Even though sed is very good for "search and replace" tasks, these commands will fail :

because sed processes its input line by line. The commands above will just replace an empty line with... an empty line

To effectively delete empty lines :

sed -i '/^$/ d' inputFile

How to remove newline characters ?

Since sed's input is sliced in single-line chunks, sed is not fully aware of line endings. Hence this is not the right tool for the job. Consider tr instead.

How to chain sed commands ?

echo 'Hello world' | sed -e 's/Hello/Hi/' -e 's/world/people/'
Hi people
echo 'Hello world' | sed 's/Hello/Hi/; s/world/people/'
Hi people
In this context, successive commands are actually "piped" into each other :
echo 'a' | sed -e 's/a/b/' -e 's/b/c/'
c
echo 'a' | sed 's/a/b/; s/b/c/'
c
tmpFile=$(mktemp); echo 'a' > "$tmpFile"; sed -e 's/a/b/' -e 's/b/c/' "$tmpFile"; [ -f "$tmpFile" ] && rm "$tmpFile"
c
tmpFile=$(mktemp); echo -e 'a\nb\nc' > "$tmpFile"; sed -e 's/b/c/' -e 's/a/b/' "$tmpFile"; [ -f "$tmpFile" ] && rm "$tmpFile"
b
c
c
tmpFile=$(mktemp); echo -e 'a\nb\nc' > "$tmpFile"; sed -e 's/a/b/' -e 's/b/c/' "$tmpFile"; [ -f "$tmpFile" ] && rm "$tmpFile"
	a->b			b->c
a			b			c
b	==>		b	==>		c
c			c			c

tmpFile=$(mktemp); echo -e 'a\nb\nc' > "$tmpFile"; sed -e 's/b/c/' -e 's/a/b/' "$tmpFile"; [ -f "$tmpFile" ] && rm "$tmpFile"
	b->c			a->b
a			a			b
b	==>		c	==>		c
c			c			c

How to substitute the 1st occurrence only of a pattern in a stream ?

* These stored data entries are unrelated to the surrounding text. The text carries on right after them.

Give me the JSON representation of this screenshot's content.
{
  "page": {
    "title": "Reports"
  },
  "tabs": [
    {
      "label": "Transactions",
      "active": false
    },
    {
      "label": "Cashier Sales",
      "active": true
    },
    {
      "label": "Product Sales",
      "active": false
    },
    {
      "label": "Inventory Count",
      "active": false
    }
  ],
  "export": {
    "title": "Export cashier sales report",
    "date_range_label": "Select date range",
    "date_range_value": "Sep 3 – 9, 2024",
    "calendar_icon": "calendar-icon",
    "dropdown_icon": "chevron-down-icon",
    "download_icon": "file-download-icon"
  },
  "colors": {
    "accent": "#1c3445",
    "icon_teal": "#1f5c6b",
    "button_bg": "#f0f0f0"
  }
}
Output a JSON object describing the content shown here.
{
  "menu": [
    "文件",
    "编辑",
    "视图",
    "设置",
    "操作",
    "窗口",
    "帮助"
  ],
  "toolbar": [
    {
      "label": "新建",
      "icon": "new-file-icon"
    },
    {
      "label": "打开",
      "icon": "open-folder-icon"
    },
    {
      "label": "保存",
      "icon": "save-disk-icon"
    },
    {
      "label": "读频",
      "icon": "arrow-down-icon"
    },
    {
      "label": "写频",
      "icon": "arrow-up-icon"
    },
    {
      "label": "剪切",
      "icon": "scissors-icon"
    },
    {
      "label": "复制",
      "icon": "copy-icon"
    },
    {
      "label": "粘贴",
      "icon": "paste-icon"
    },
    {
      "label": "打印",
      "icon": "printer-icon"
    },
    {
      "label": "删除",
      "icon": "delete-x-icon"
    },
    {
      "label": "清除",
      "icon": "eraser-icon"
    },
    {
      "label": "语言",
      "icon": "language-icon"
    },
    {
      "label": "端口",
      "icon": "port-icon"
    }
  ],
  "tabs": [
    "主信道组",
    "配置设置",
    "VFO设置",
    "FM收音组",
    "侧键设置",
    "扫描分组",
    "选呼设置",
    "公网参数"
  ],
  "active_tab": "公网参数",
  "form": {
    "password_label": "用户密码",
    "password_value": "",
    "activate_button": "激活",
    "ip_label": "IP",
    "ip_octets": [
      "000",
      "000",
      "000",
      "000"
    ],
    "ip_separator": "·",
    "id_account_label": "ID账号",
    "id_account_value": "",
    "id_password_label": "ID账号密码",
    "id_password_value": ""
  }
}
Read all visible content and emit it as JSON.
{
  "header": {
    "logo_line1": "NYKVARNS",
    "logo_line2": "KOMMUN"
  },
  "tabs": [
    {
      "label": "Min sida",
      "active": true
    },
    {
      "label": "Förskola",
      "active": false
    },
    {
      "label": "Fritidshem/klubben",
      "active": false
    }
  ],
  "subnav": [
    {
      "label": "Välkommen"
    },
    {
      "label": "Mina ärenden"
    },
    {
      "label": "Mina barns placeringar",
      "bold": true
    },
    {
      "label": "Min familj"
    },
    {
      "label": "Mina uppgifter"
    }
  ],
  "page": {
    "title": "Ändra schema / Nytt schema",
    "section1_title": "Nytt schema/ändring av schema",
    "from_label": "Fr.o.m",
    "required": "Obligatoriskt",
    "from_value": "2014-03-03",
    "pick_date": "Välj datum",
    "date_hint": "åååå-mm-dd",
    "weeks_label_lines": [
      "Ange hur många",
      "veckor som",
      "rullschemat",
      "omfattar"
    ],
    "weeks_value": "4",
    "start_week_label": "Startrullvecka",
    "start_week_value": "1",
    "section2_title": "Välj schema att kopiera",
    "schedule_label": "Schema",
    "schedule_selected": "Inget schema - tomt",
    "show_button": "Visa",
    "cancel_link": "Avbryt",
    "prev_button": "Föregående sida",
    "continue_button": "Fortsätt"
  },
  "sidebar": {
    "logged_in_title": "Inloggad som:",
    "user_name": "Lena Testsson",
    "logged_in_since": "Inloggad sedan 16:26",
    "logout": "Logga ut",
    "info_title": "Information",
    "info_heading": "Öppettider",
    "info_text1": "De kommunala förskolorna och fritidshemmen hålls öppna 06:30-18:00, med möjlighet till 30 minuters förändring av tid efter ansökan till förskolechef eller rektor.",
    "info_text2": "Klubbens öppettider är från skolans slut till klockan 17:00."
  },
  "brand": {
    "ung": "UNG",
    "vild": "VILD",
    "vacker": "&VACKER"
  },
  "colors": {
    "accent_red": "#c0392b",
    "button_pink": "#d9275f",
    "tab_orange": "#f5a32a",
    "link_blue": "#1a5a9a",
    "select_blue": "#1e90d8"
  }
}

echo -e "aaaa\nbbbb\nbaba\nabab" | sed '0,/a/ s//A/'

Aaaa
bbbb
baba
abab
Explanation :

Negative matching

When it comes to negative matching, regular expressions are said to be "difficult" / "not-designed-to-do-this". However, this _may_ still be possible (sources : 1, 2) at the cost of increased complexity and loss of readability
KISS suggests there is no shame in using several |-separated grep's or sed's .

To run any sed command on a line NOT matching a pattern, there's just to negate the match with the ! operator :

Make all not happy become VERY HAPPY :
echo -e 'happy\nhappy\nunhappy\nhappy' | sed '/^happy/! s/.*/VERY HAPPY/'
Keep only the good guys :
echo -e 'good guy\nbad guy\nbad guy\ngood guy' | sed '/^good/! d'

There's a hack implying the b (branch) operator, instructing sed to jump to the end of the script (i.e. skip the matched line). The solution above looks better, but I keep it for future reference :

Make all not happy become VERY HAPPY :
echo -e 'happy\nhappy\nunhappy\nhappy' | sed '/^happy/b; s/.*/VERY HAPPY/'
Keep only the good guys :
echo -e 'good guy\nbad guy\nbad guy\ngood guy' | sed '/^good/b; d'

Need to handle \n or \t strings ?

This article is about handling 2-character strings like \n and \t with sed, but NOT the special characters they represent : newline and TAB.
It was inspired by the examples above not being displayed correctly after processing the text of these pages

tmpFile=$(mktemp); echo "correct \t horse \n battery \t staple" > "$tmpFile"; cat "$tmpFile"; tmpStringNewline=$(pwgen 6 1); tmpStringTab=$(pwgen 6 1); sed -ri "s/[\d92]n/$tmpStringNewline/g; s/[\d92]t/$tmpStringTab/g" "$tmpFile"; cat "$tmpFile"; sed -ri 's/'$tmpStringNewline'/\\n/g; s/'$tmpStringTab'/\\t/g' "$tmpFile"; cat "$tmpFile"; rm "$tmpFile"

  1. We echo a literal string into a temporary file. No -e flag, so we're effectively writing the \ + n (and \ + t) distinctly, which is confirmed by the first cat.
  2. Then pwgen generates 2 random strings, so that we can replace \n and \t with unique strings.
  3. [\d92]n and [\d92]t are the regexp-style ways of saying "literally \n" and "literal \t". 92 is the decimal ASCII code of \.
  4. Then cat to confirm the first round of replacements worked.
  5. Reverting these replacements : mind the simple quotes (double quotes on the first round). The variables holding the random strings are outside of the sed s/// command string, and the \ are \-escaped. When found within double quotes by sed, \n and \t have their special meanings.